Nur mendapati dirinya sudah berdiri di depan pintu Pak Anwar. Pintu itu masih tertutup rapat, tapi dia tahu Pak Anwar sudah ada di dalam ruangan. Dirinya ragu untuk mengetuk pintu tersebut. Seolah-olah dia mau masuk ke kandang singa. Hatinya berdebar tak karuan.
Tok Tok. Suara pintu itu diketuk.
“Masuk.” Nur mendengar suara Pak Anwar dari dalam ruangan.
Nur membuka pintu itu pelan-pelan. Sambil tersenyum, dia berkata dengan sopan, “Selamat pagi Pak Anwar.” Dianggukannya kepalanya pada si empunya kantor. Dilihatnya Pak Anwar duduk di kursi kerjanya, beliau sedang membaca berkas-berkas yang ada di depannya. Seperti biasa, beliau selalu memakai dasi, pakaian bisnis formal.
Nur merasakan pandangan Pak Anwar dari balik kacamata, pandangan yang tajam. Sakit.

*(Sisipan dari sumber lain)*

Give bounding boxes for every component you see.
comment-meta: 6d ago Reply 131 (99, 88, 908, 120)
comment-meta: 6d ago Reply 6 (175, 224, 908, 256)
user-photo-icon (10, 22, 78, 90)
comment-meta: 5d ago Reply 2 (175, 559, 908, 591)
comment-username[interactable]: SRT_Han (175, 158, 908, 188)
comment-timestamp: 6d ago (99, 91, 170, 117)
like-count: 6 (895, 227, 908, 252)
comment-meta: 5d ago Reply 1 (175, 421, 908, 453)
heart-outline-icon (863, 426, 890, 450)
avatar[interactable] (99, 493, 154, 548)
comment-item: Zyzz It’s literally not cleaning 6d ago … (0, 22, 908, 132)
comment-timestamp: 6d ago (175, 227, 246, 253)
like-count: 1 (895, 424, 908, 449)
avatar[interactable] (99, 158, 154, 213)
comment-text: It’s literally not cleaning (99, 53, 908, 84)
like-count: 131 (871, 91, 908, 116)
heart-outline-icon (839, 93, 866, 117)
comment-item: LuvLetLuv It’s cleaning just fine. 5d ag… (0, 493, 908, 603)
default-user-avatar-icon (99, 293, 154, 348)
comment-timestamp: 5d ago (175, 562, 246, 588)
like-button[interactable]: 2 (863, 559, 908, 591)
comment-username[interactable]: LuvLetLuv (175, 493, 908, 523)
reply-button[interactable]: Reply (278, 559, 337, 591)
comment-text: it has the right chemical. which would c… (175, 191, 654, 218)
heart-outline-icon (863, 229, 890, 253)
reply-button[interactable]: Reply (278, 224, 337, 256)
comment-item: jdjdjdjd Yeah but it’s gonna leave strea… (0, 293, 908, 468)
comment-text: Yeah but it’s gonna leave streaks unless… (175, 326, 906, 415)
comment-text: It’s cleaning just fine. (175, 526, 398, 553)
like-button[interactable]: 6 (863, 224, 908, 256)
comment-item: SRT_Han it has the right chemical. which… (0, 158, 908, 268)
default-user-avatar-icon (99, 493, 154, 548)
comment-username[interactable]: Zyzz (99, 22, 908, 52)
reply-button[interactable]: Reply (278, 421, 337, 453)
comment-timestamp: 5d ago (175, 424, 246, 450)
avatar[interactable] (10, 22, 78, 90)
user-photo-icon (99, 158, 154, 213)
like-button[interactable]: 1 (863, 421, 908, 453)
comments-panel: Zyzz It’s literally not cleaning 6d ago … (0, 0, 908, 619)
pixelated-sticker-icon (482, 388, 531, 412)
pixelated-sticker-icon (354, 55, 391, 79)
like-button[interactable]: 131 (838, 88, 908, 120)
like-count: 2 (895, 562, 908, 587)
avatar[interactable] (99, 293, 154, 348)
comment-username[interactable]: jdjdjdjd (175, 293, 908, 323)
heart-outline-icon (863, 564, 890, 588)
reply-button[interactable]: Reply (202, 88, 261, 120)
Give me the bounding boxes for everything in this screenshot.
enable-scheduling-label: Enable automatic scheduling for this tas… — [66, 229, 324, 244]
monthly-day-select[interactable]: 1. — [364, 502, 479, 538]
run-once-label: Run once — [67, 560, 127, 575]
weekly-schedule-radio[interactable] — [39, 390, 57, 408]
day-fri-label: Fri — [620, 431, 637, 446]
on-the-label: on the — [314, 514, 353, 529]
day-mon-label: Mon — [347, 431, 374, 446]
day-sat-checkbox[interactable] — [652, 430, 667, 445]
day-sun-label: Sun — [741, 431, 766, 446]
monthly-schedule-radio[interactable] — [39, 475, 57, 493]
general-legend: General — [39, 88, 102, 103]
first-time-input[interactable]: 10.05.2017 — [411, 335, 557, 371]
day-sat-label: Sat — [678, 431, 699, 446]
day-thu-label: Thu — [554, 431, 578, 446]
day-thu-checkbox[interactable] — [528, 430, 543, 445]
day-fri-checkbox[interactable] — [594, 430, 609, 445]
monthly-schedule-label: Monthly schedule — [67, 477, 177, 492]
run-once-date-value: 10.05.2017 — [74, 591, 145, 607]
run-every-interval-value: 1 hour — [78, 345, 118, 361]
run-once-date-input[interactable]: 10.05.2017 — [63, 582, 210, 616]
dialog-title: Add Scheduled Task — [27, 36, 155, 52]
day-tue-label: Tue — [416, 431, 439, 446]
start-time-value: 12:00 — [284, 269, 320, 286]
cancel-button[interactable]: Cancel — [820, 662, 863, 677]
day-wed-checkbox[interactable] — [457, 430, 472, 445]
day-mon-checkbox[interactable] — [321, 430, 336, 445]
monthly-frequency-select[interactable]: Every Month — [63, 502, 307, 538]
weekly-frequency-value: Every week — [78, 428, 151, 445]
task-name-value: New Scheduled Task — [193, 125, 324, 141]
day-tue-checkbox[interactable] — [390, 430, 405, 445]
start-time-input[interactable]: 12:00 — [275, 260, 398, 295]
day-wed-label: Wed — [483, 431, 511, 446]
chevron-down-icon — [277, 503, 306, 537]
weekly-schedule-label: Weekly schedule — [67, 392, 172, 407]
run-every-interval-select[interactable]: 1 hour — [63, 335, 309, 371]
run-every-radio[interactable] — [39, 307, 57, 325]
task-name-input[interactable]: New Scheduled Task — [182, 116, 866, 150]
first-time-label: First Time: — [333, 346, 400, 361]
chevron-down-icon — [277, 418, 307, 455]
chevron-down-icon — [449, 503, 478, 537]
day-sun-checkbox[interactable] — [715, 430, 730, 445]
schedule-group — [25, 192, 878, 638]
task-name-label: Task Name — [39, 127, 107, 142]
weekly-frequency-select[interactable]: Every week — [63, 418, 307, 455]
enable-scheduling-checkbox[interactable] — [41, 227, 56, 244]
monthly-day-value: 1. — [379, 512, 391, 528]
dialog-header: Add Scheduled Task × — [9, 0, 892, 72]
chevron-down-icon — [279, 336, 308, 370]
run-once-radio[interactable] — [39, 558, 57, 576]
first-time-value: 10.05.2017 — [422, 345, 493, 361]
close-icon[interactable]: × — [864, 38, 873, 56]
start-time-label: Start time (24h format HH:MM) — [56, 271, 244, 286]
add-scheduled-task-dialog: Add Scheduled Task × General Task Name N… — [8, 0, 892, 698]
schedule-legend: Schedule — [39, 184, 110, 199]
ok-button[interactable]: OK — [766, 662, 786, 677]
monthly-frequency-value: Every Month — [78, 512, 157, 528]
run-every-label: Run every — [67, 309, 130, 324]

Pandangan yang tajam itu serasa menusuk hatinya. Dia merasa tertekan, serasa ruangan itu sempit.
Nur masuk ruangan Pak Anwar dengan canggung, seolah-olah dia adalah bawahan yang melakukan kesalahan besar dan dipanggil ke ruangan atasan untuk ditanyai dan diinterogasi. Saat itu dia sadar bahwa dia memang melakukan kesalahan, dengan datang ke kantor Pak Anwar, bukan meminta Pak Anwar untuk mendatanginya. Seperti ini berarti memberikan otoritas yang besar kepada Pak Anwar, karena Nur ada di “kandang” Pak Anwar. Dengan keunggulan psikologis, maka Nur akan merasa mudah diintimidasi oleh Pak Anwar.
Nur ingat dulu sebuah teori dalam manajemen yang dia baca, kalau ingin menegur seorang pegawai tentang kesalahanya, maka panggil si pegawai menghadap di kantor atasan. Dengan begitu, atasan ada di wilayah kekuasaanya dan punya otoritas lebih tinggi daripada bawahan.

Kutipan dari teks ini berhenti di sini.